Download Cancer Wars Book in PDF, Epub and Kindle

Written by a highly regarded historian of science, this meticulouly researched, eminently fair, and very provocative book attempts to answer the question: Why, given all the time and money spent on cancer research, can't we get consistent answers to the most fundamental questions about prevention and treatment?

The Emperor of All Maladies

The Emperor of All Maladies
Title The Emperor of All Maladies PDF eBook
Author Siddhartha Mukherjee
Publisher Simon and Schuster
Pages 624
Release 2011-08-09
Genre Health & Fitness
ISBN 1439170916

Download The Emperor of All Maladies Book in PDF, Epub and Kindle

Winner of the Pulitzer Prize and a documentary from Ken Burns on PBS, this New York Times bestseller is “an extraordinary achievement” (The New Yorker)—a magnificent, profoundly humane “biography” of cancer—from its first documented appearances thousands of years ago through the epic battles in the twentieth century to cure, control, and conquer it to a radical new understanding of its essence.
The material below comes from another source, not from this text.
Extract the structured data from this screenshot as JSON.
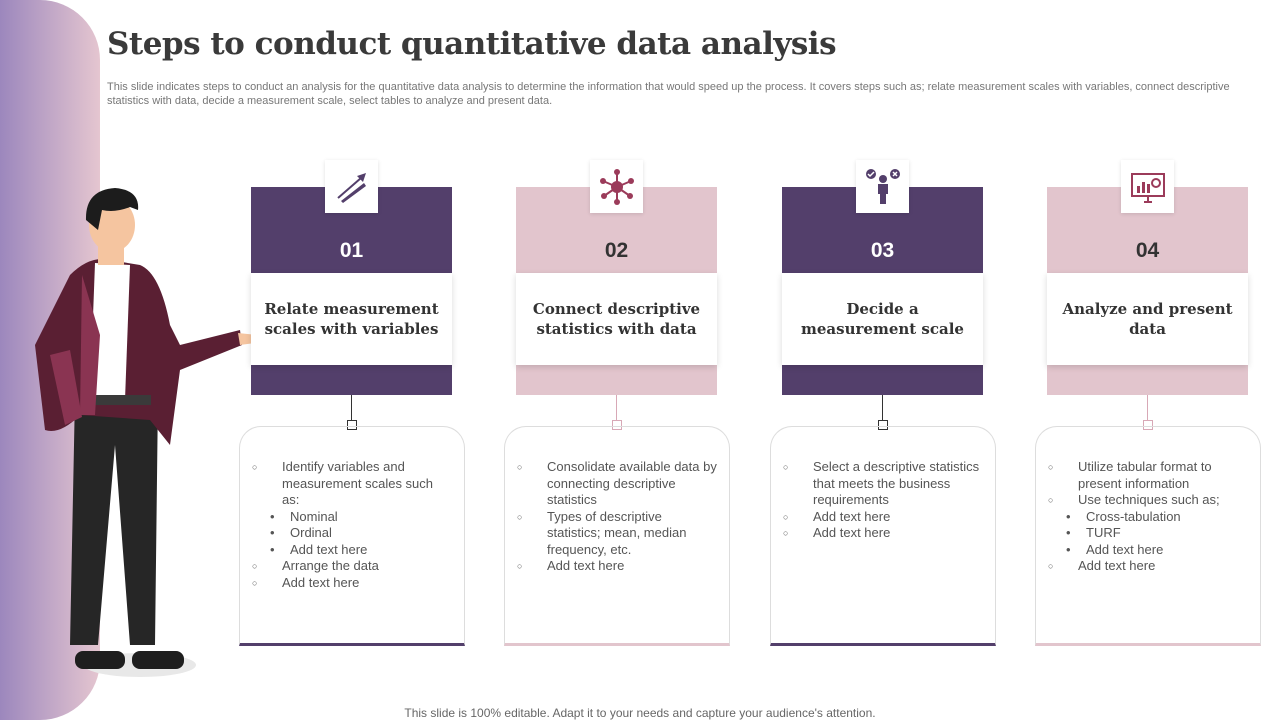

Physician, researcher, and award-winning science writer, Siddhartha Mukherjee examines cancer with a cellular biologist’s precision, a historian’s perspective, and a biographer’s passion. The result is an astonishingly lucid and eloquent chronicle of a disease humans have lived with—and perished from—for more than five thousand years. The story of cancer is a story of human ingenuity, resilience, and perseverance, but also of hubris, paternalism, and misperception. Mukherjee recounts centuries of discoveries, setbacks, victories, and deaths, told through the eyes of his predecessors and peers, training their wits against an infinitely resourceful adversary that, just three decades ago, was thought to be easily vanquished in an all-out “war against cancer.” The book reads like a literary thriller with cancer as the protagonist. Riveting, urgent, and surprising, The Emperor of All Maladies provides a fascinating glimpse into the future of cancer treatments. It is an illuminating book that provides hope and clarity to those seeking to demystify cancer.